We will implement the Particle-Particle Particle-Mesh method for calculating the Coulombic interactions in a system of charged particles using CUDA.jl. We will verify our implementation is correct by comparing to a direct sum on the CPU and benchmark performance by comparing to MPI implementations in open source molecular dynamics codes (e.g. LAMMPS/HOOMD). Time permitting, we will employ CUDA aware MPI.
We are implementing a parallel algorithm for calculating long range interactions in molecular dynamics (MD) simulations. In MD many interatomic potentials decay rapidly with separation distance and allows the programmer to ignore interactions between far-apart particles when calculating energies and forces. This approximation cannot be made for Coulombic or gravitational interactions where the energy goes as 1/r. Summing interactions of this form result in a conditionally convergent sum that requires interactions over all distances to be taken into account. To reduce computational cost, researchers developed several methods such as Ewald sums and the fast multipole method; however, we will focus on the most performant and commonly used method the particle-particle particle-mesh method (P3M). In the P3M algorithm, the energies and forces are split into short and long range components:
the short range component is calculated via the particle-particle approach and the long range component is calculated via the particle-mesh approach. In the particle-particle approach, interactions are summed through a traditional force loop that makes use of neighbor lists and scales linearly with the system size. The particle-mesh approach projects the discrete charges onto a mesh which is interpolated via B-splines. The resulting charge field is converted into the Fourier domain where the sum converges rapidly.
This code can naturally be parallelized because the force/energy summation for an individual particle is (nearly) independent from all other particles. Furthermore, the FFT used in the particle-mesh approach is readily parallelized over grid points. This problem can also be decomposed spatially like in HW3 and HW4 where we would then use CUDA aware MPI to break the problem down even more. We will follow the steps below to implement P3M in parallel on a GPU(s):
We have identified five major challenges when implementing P3M on GPU(s):
By overcoming these challenges we hope to learn CUDA aware MPI, the advantages/disadvantages of using CUDA/MPI in Julia, and how to use the CUDA libraries (specifically cuFFT).
We will be starting from scratch and programming in Julia, making use of their CUDA.jl wrapper. Our code will follow the implementation of P3M as outlined by its original authors Eastwood and Hockney [1]. This implementation only discusses the original P3M method and not how to parallelize the code, to do this we will follow a Master's thesis which implements the similar PME summation on GPU as well as the literature which describes implementing P3M in various MPI MD codes [2,3].
To run our code we will make use of our research group's resources (8x NVIDIA 2080 Super GPUs) and potentially the resources of the Perlmutter supercomputer should our code scale well.
We will create speed-up plots that compare our code to a simple CPU code and report energy/force MSEs to demonstrate correctness and accuracy.

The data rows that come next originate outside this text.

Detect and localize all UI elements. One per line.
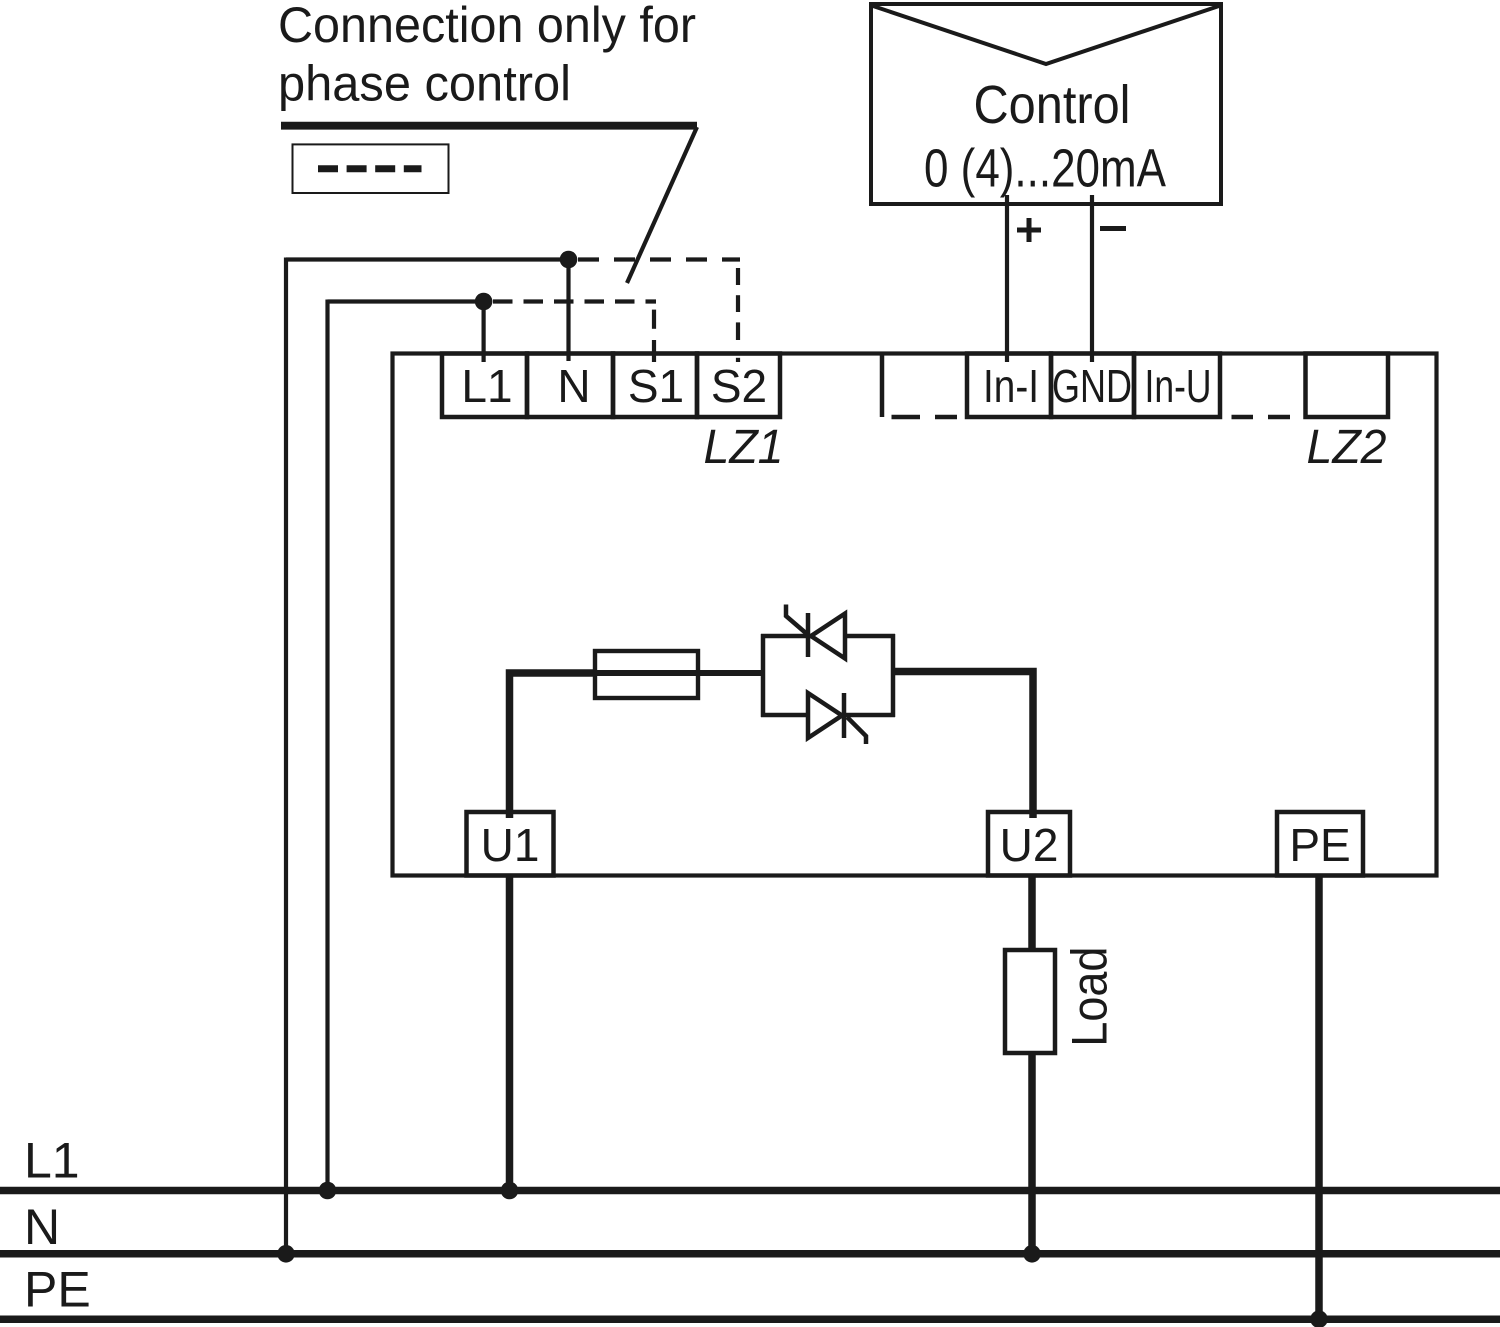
load RL — [1005, 950, 1055, 1053]
terminal (unlabelled, far right) — [1306, 354, 1389, 418]
terminal S2 — [697, 354, 780, 418]
wire: L1 feed horizontal segment — [328, 299, 484, 303]
wire: triac right to U2 (thick) — [893, 672, 1033, 819]
svg-text:S2: S2 — [711, 360, 767, 412]
terminal In-U — [1134, 354, 1220, 418]
junction: PE on PE bus — [1310, 1310, 1328, 1327]
bottom thyristor branch wire (right) — [844, 713, 895, 718]
svg-text:0 (4)...20mA: 0 (4)...20mA — [924, 139, 1166, 199]
fuse F1 — [595, 651, 698, 698]
svg-text:L1: L1 — [24, 1133, 80, 1189]
svg-text:PE: PE — [1289, 819, 1350, 871]
svg-text:GND: GND — [1052, 360, 1132, 412]
svg-text:S1: S1 — [628, 360, 684, 412]
right rail — [891, 634, 896, 717]
wire: U1 up and right to fuse (thick) — [510, 673, 596, 818]
svg-text:phase control: phase control — [278, 56, 571, 112]
svg-text:LZ1: LZ1 — [704, 421, 784, 474]
leader line (thick underline with diagonal pointer to dashed wires) — [281, 126, 697, 283]
svg-text:Connection only for: Connection only for — [278, 0, 696, 53]
junction: N feed on N bus — [277, 1245, 295, 1263]
svg-text:L1: L1 — [461, 360, 512, 412]
device outline (solid state relay body) — [393, 354, 1437, 876]
wire: L1 feed vertical down to L1 bus — [325, 300, 329, 1191]
bus L1 — [0, 1187, 1500, 1195]
junction: L1 feed / terminal L1 drop — [475, 293, 493, 311]
control source box (Control 0 (4)...20mA) — [871, 4, 1221, 204]
terminal U2 — [988, 812, 1070, 876]
triac (two antiparallel thyristors) — [761, 605, 895, 745]
terminal L1 — [442, 354, 527, 418]
wire: N feed horizontal segment — [286, 257, 569, 261]
svg-text:Control: Control — [974, 75, 1131, 135]
junction: U1 on L1 bus — [501, 1182, 519, 1200]
junction: load on N bus — [1023, 1245, 1041, 1263]
wire: through fuse to triac (thick) — [595, 670, 763, 676]
terminal In-I — [967, 354, 1051, 418]
bottom thyristor branch wire (left) — [761, 713, 808, 718]
note: "Connection only for phase control" — [278, 0, 696, 112]
terminal PE — [1277, 812, 1363, 876]
terminal strip continuation mark (right, dashed bottom) — [1232, 415, 1291, 420]
wire: control - output to terminal GND — [1090, 195, 1094, 362]
top thyristor branch wire (right) — [845, 634, 895, 639]
junction: L1 feed on L1 bus — [319, 1182, 337, 1200]
top thyristor branch wire (left) — [761, 634, 806, 639]
terminal strip continuation mark (left, dashed bottom) — [882, 355, 957, 417]
svg-text:In-I: In-I — [983, 360, 1039, 412]
top thyristor cathode bar — [806, 613, 811, 657]
bus PE — [0, 1315, 1500, 1323]
wire: U2 down to load (thick) — [1028, 876, 1036, 951]
left rail — [761, 634, 766, 717]
wire: drop into terminal L1 — [482, 302, 486, 363]
dashed wire: S2 drop (vertical) — [736, 268, 740, 362]
legend: dashed-line sample box — [293, 144, 449, 193]
svg-text:U2: U2 — [1000, 819, 1059, 871]
dashed wire: S1 drop (vertical) — [652, 310, 656, 362]
svg-text:N: N — [557, 360, 590, 412]
svg-text:In-U: In-U — [1145, 360, 1212, 412]
wire: control + output to terminal In-I — [1005, 195, 1009, 362]
terminal U1 — [467, 812, 554, 876]
bus N — [0, 1250, 1500, 1258]
wire: drop into terminal N — [566, 260, 570, 362]
terminal N — [527, 354, 613, 418]
label: + polarity — [1017, 218, 1041, 242]
label: - polarity — [1100, 226, 1126, 231]
terminal GND — [1051, 354, 1134, 418]
dashed wire: L1 junction to S1 (horizontal) — [493, 299, 656, 303]
top thyristor gate — [786, 605, 811, 638]
dashed wire: N junction to S2 (horizontal) — [578, 257, 740, 261]
svg-text:Load: Load — [1062, 947, 1118, 1047]
bottom thyristor gate — [847, 717, 866, 744]
wire: PE down to PE bus (thick) — [1315, 876, 1323, 1320]
wire: load down to N bus (thick) — [1028, 1053, 1036, 1254]
bottom thyristor triangle — [808, 693, 842, 738]
svg-text:LZ2: LZ2 — [1307, 421, 1387, 474]
wire: U1 down to L1 bus (thick) — [506, 876, 514, 1191]
svg-text:PE: PE — [24, 1261, 91, 1317]
top thyristor triangle — [811, 614, 845, 659]
junction: N feed / terminal N drop — [560, 251, 578, 269]
bottom thyristor cathode bar — [842, 693, 847, 738]
wire: N feed vertical down to N bus — [284, 258, 288, 1254]
terminal S1 — [613, 354, 697, 418]
svg-text:N: N — [24, 1199, 60, 1255]
svg-text:U1: U1 — [481, 819, 540, 871]
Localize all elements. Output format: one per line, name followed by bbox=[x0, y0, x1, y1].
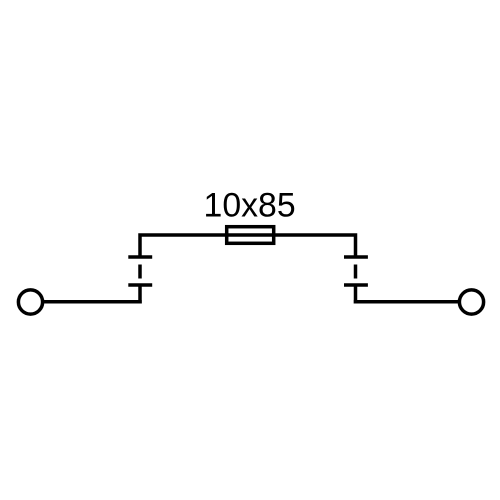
wire right horizontal bbox=[354, 300, 460, 304]
fuse clip contact lower left bbox=[128, 283, 152, 287]
wire left lower vertical bbox=[138, 286, 142, 303]
fuse link dash left bbox=[138, 265, 142, 279]
fuse link dash right bbox=[354, 265, 358, 279]
fuse clip contact lower right bbox=[344, 283, 368, 287]
terminal circle right bbox=[459, 290, 483, 314]
fuse clip contact upper right bbox=[344, 255, 368, 259]
wire left horizontal bbox=[44, 300, 142, 304]
wire top bridge bbox=[140, 235, 356, 257]
terminal circle left bbox=[18, 290, 42, 314]
wire right lower vertical bbox=[354, 286, 358, 303]
fuse F1 body bbox=[227, 227, 274, 244]
svg-text:10x85: 10x85 bbox=[204, 187, 296, 225]
fuse clip contact upper left bbox=[128, 255, 152, 259]
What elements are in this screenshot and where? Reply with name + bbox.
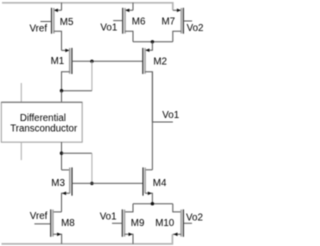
drain wire from M5 (62, 49, 70, 51)
drain lead M4 top from Vo1 (145, 169, 152, 171)
transistor M10 (mirrored) (155, 204, 203, 237)
wire M7 source lead (173, 9, 181, 11)
svg-text:Vo2: Vo2 (186, 213, 203, 224)
input stub below box (20, 142, 22, 160)
source lead M9 with arrow (125, 234, 133, 244)
svg-text:M6: M6 (132, 16, 146, 27)
transistor M6 (100, 3, 146, 42)
junction dot bottom gate wire (90, 182, 93, 185)
svg-text:Vref: Vref (30, 211, 48, 222)
junction dot gate wire (90, 60, 93, 63)
junction dot M4 source (151, 202, 154, 205)
channel bar M3 (69, 168, 71, 194)
source lead M3 with arrow (62, 193, 70, 212)
svg-text:Differential: Differential (20, 113, 66, 124)
arrow M3 source (tip pointing left/away) (62, 192, 66, 196)
arrow M7 source (177, 9, 181, 13)
arrow M5 source (PMOS, tip at channel) (54, 9, 58, 13)
svg-text:M3: M3 (51, 178, 65, 189)
arrow M10 source (174, 233, 178, 237)
main output vertical Vo1 (151, 72, 153, 170)
svg-text:Vo1: Vo1 (100, 22, 117, 33)
source lead M2 bottom (145, 72, 152, 122)
drain lead M3 top (62, 169, 70, 171)
Differential Transconductor box (1, 102, 82, 142)
channel bar M8 (52, 210, 54, 237)
drain lead M9 top (125, 204, 134, 212)
svg-text:M1: M1 (51, 56, 65, 67)
arrow M2 source (145, 48, 149, 52)
junction dot M6/M7 drains (151, 40, 154, 43)
svg-text:M7: M7 (162, 16, 176, 27)
gate lead M7 (183, 20, 192, 22)
wire M5 drain to rail (54, 3, 62, 11)
gate bar M10 (182, 209, 184, 236)
transistor M3 (mirrored NMOS) (51, 167, 72, 212)
gate bar M5 (51, 8, 53, 34)
svg-text:M8: M8 (61, 218, 75, 229)
svg-text:Vref: Vref (30, 23, 48, 34)
channel bar M2 (144, 48, 146, 74)
VDD top rail (2, 3, 173, 10)
channel bar M5 (53, 8, 55, 34)
wire M9/M10 drains interconnect (133, 203, 173, 205)
junction dot box bottom (60, 152, 63, 155)
source lead M8 with arrow (53, 234, 62, 244)
transistor M8 (30, 209, 75, 244)
transistor M5 (30, 3, 74, 51)
drain lead M7 (173, 31, 181, 42)
Vo1 tap stub (152, 121, 173, 123)
gate bar M8 (50, 209, 52, 236)
ground bottom rail (2, 234, 173, 244)
wire M3 gate to M4 gate (72, 182, 143, 184)
arrow M6 source (125, 9, 129, 13)
drain lead M6 (125, 31, 133, 42)
gate bar M9 (121, 209, 123, 236)
wire M1 gate to M2 gate (72, 60, 143, 62)
svg-text:M10: M10 (155, 218, 175, 229)
gate lead M8 (34, 223, 50, 225)
drain lead M10 top (173, 204, 181, 212)
transistor M1 (mirrored, diode-connected) (51, 48, 72, 91)
gate lead M5 (40, 21, 51, 23)
channel bar M9 (124, 210, 126, 237)
gate bar M3 (71, 167, 73, 195)
source lead M4 with arrow (145, 193, 152, 203)
wire gate-drain tie vertical (91, 61, 93, 90)
drain lead M5 bottom (54, 31, 62, 50)
svg-text:Vo1: Vo1 (162, 110, 179, 121)
drain lead M8 top (53, 211, 62, 213)
arrow M8 source (57, 233, 61, 237)
source lead M1 bottom (62, 72, 70, 91)
gate bar M7 (182, 8, 184, 34)
gate bar M1 (71, 48, 73, 74)
source lead M10 with arrow (173, 233, 181, 235)
gate bar M4 (142, 167, 144, 195)
drain wire from dot down (146, 42, 153, 50)
wire gate-drain tie bottom vertical (91, 153, 93, 183)
gate bar M2 (142, 48, 144, 74)
svg-text:Transconductor: Transconductor (10, 124, 78, 135)
wire box top port (61, 91, 63, 102)
channel bar M7 (180, 8, 182, 34)
svg-text:Vo2: Vo2 (187, 23, 204, 34)
wire box bottom port (61, 142, 63, 170)
wire M6 source to rail (125, 3, 133, 11)
input stub above box (20, 83, 22, 102)
transistor M2 (143, 42, 167, 122)
gate bar M6 (122, 8, 124, 34)
svg-text:Vo1: Vo1 (100, 211, 117, 222)
svg-text:M9: M9 (131, 218, 145, 229)
arrow M4 source (tip pointing right/away) (148, 192, 152, 196)
channel bar M4 (144, 168, 146, 194)
gate lead M6 (113, 20, 123, 22)
junction dot M1 source / box port (60, 89, 63, 92)
arrow M9 source (129, 233, 133, 237)
wire gate-drain tie horizontal (62, 90, 92, 92)
svg-text:M2: M2 (153, 56, 167, 67)
wire gate-drain tie bottom horizontal (62, 152, 92, 154)
channel bar M6 (124, 8, 126, 34)
gate lead M10 (183, 222, 192, 224)
transistor M9 (100, 204, 145, 244)
gate lead M9 (112, 222, 122, 224)
channel bar M1 (69, 48, 71, 74)
wire M6/M7 drains interconnect (133, 41, 173, 43)
transistor M7 (mirrored) (162, 8, 204, 42)
arrow M1 source (tip at channel) (65, 49, 69, 53)
svg-text:M4: M4 (153, 178, 167, 189)
transistor M4 (143, 167, 167, 203)
svg-text:M5: M5 (60, 17, 74, 28)
channel bar M10 (180, 210, 182, 237)
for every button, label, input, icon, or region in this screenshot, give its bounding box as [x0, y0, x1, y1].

To compare performance we will run the exact same simulation in LAMMPS, a production code maintained by Sandia National labs, with MPI and compare the run-time at various system sizes. We will also investigate the weak and strong scaling of our code in comparison to LAMMPS. Through this analysis we hope to understand the benefit and drawbacks of using GPUs in molecular dynamics code. Very few production molecular dynamics codes make full use of GPUs and this report will help us understand and demonstrate the difficulty of mapping atomistic simulation onto a GPU. We also hope to understand the scaling properties of this problem and how it scales as you add more and more GPUs in comparison to the scaling of the CPU only code in LAMMPS.
We have chosen to write our code in Julia to target GPUs. Julia has a rich ecosystem of GPU libraries which wrap their C++ counterparts. For example, the CUDA.jl library provides almost all of the functionality of the CUDA C library but in a higher level language (Julia). Furthermore, Julia offers the KernalAbstarctions.jl library which allows you to target any GPU backend (e.g. Metal, ROCm, CUDA and OneAPI). We will not use KernalAbstractions.jl in this project, but by writing in Julia our project could be easily ported to any GPU backend. We chose to target GPUs because many popular molecular dynamics codes have poor GPU performance and scaling (relative to CPU) despite papers and open source codes demonstrating the superiority of GPUs [4].
This is our rough schedule. We will only attempt to adapt the code to multiple GPUs once our original code is ported to a single GPU. This may not be completed and is a lofty goal, but something that would be useful if we can figure it out. Should the multi-GPU approach fail, we might try and use the KernalAbstractions framework to target arbitrary GPU backends. We will update the schedule if we make this decision.